In einem fraktionsübergreifenden Antrag hat sich der Münchner Stadtrat dafür ausgesprochen, die EM-Arena in Fröttmaning zum Gruppenspiel Deutschland – Ungarn am Mittwoch in Regenbogenfarben zu beleuchten. Mit einem Schreiben an UEFA-Präsidenten Aleksander Čeferin und den Vizepräsidenten des Deutschen Fußball-Bunds, Dr. Rainer Koch, bittet Oberbürgermeister Dieter Reiter die beiden Verbände, dieses Zeichen für Weltoffenheit und Toleranz zu unterstützen.

In dem Schreiben weist Dieter Reiter auf das Gesetz zum Informationsverbot über Homosexualität und Transsexualität für Jugendliche, welches vergangene Woche vom ungarischen Parlament verabschiedet wurde, hin.
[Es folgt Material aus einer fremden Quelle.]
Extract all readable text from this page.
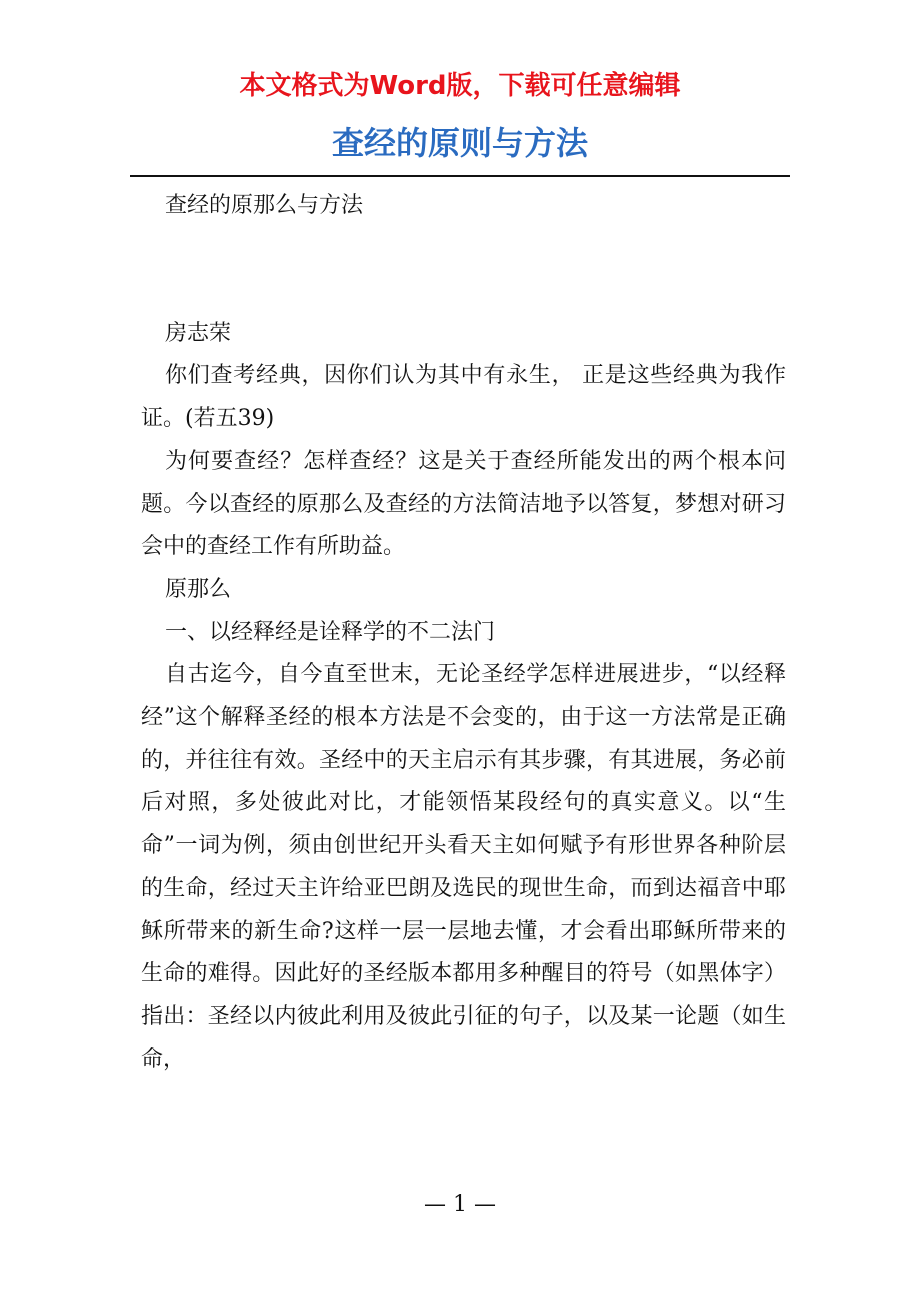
本文格式为Word版，下载可任意编辑
查经的原则与方法

查经的原那么与方法

房志荣

你们查考经典，因你们认为其中有永生， 正是这些经典为我作证。(若五39)

为何要查经？怎样查经？这是关于查经所能发出的两个根本问题。今以查经的原那么及查经的方法简洁地予以答复，梦想对研习会中的查经工作有所助益。

原那么

一、以经释经是诠释学的不二法门

自古迄今，自今直至世末，无论圣经学怎样进展进步，“以经释经”这个解释圣经的根本方法是不会变的，由于这一方法常是正确的，并往往有效。圣经中的天主启示有其步骤，有其进展，务必前后对照，多处彼此对比，才能领悟某段经句的真实意义。以“生命”一词为例，须由创世纪开头看天主如何赋予有形世界各种阶层的生命，经过天主许给亚巴朗及选民的现世生命，而到达福音中耶稣所带来的新生命?这样一层一层地去懂，才会看出耶稣所带来的生命的难得。因此好的圣经版本都用多种醒目的符号（如黑体字）指出：圣经以内彼此利用及彼此引征的句子，以及某一论题（如生命，

— 1 —
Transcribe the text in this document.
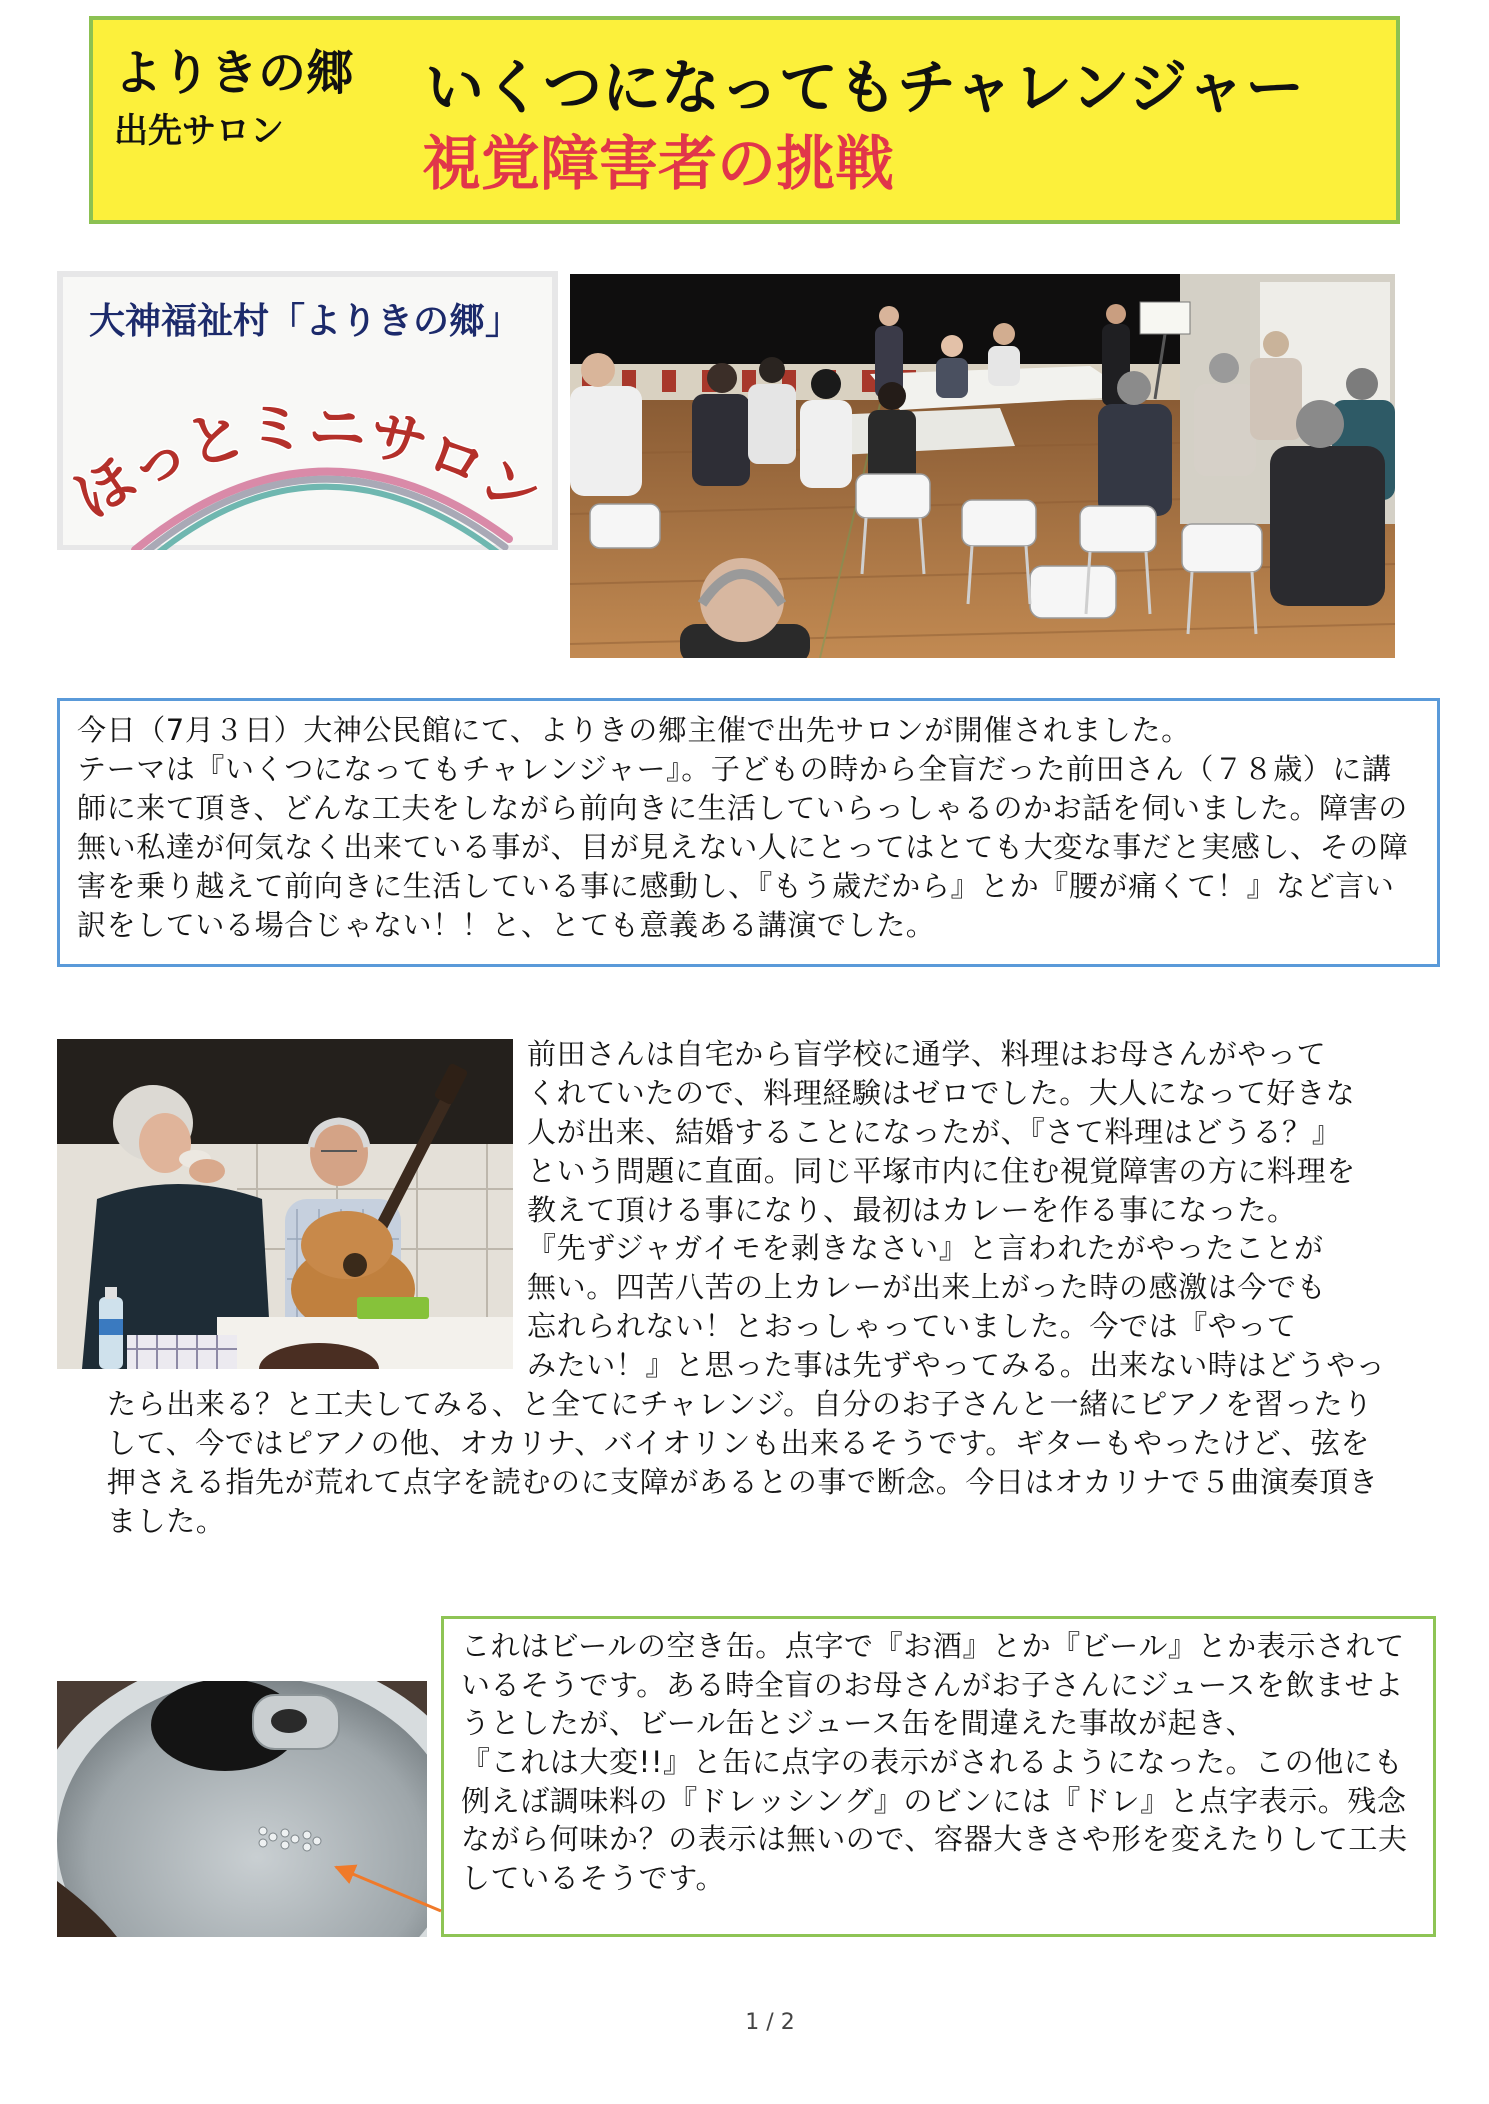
よりきの郷
出先サロン
いくつになってもチャレンジャー
視覚障害者の挑戦
大神福祉村「よりきの郷」
ほっとミニサロン
今日（7月３日）大神公民館にて、よりきの郷主催で出先サロンが開催されました。
テーマは『いくつになってもチャレンジャー』。子どもの時から全盲だった前田さん（７８歳）に講
師に来て頂き、どんな工夫をしながら前向きに生活していらっしゃるのかお話を伺いました。障害の
無い私達が何気なく出来ている事が、目が見えない人にとってはとても大変な事だと実感し、その障
害を乗り越えて前向きに生活している事に感動し、『もう歳だから』とか『腰が痛くて！』など言い
訳をしている場合じゃない！！と、とても意義ある講演でした。
前田さんは自宅から盲学校に通学、料理はお母さんがやって
くれていたので、料理経験はゼロでした。大人になって好きな
人が出来、結婚することになったが、『さて料理はどうる？』
という問題に直面。同じ平塚市内に住む視覚障害の方に料理を
教えて頂ける事になり、最初はカレーを作る事になった。
『先ずジャガイモを剥きなさい』と言われたがやったことが
無い。四苦八苦の上カレーが出来上がった時の感激は今でも
忘れられない！とおっしゃっていました。今では『やって
みたい！』と思った事は先ずやってみる。出来ない時はどうやっ
たら出来る？と工夫してみる、と全てにチャレンジ。自分のお子さんと一緒にピアノを習ったり
して、今ではピアノの他、オカリナ、バイオリンも出来るそうです。ギターもやったけど、弦を
押さえる指先が荒れて点字を読むのに支障があるとの事で断念。今日はオカリナで５曲演奏頂き
ました。
これはビールの空き缶。点字で『お酒』とか『ビール』とか表示されて
いるそうです。ある時全盲のお母さんがお子さんにジュースを飲ませよ
うとしたが、ビール缶とジュース缶を間違えた事故が起き、
『これは大変!!』と缶に点字の表示がされるようになった。この他にも
例えば調味料の『ドレッシング』のビンには『ドレ』と点字表示。残念
ながら何味か？の表示は無いので、容器大きさや形を変えたりして工夫
しているそうです。
1 / 2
Dies sei ein homo-, sowie transphober Schritt, der unter anderem der EU-Grundrechtscharta widerspreche.

Dieter Reiter mit Brief an UEFA: Wünscht sich Regenbogenfarben für die Münchner Arena

„Ich bitte Sie deshalb, gemeinsam mit dem DFB an diesem Tag und während des Spiels eine Beleuchtung der Arena in Regenbogenfarben zu ermöglichen und so ein weithin sichtbares Signal für unser gemeinsames Werteverständnis zu senden“, so Reiter im weiteren Verlauf des Schreibens. München wolle mit diesem Schritt einen Beitrag zur Weltoffenheit und Toleranz leisten. „Ich appelliere außerdem an die UEFA, sich auch darüber hinaus gerade aus Anlass der EURO2020 mit deren medialer Reichweite nachdrücklich und sichtbar für Toleranz und Gleichstellung einzusetzen.“

Die Reaktion der UEFA blieb bis jetzt noch aus. Davon unabhängig wird das Münchner Rathaus bereits ab morgen mit Regenbogenfarben geschmückt, um ein deutliches Zeichen zu setzen.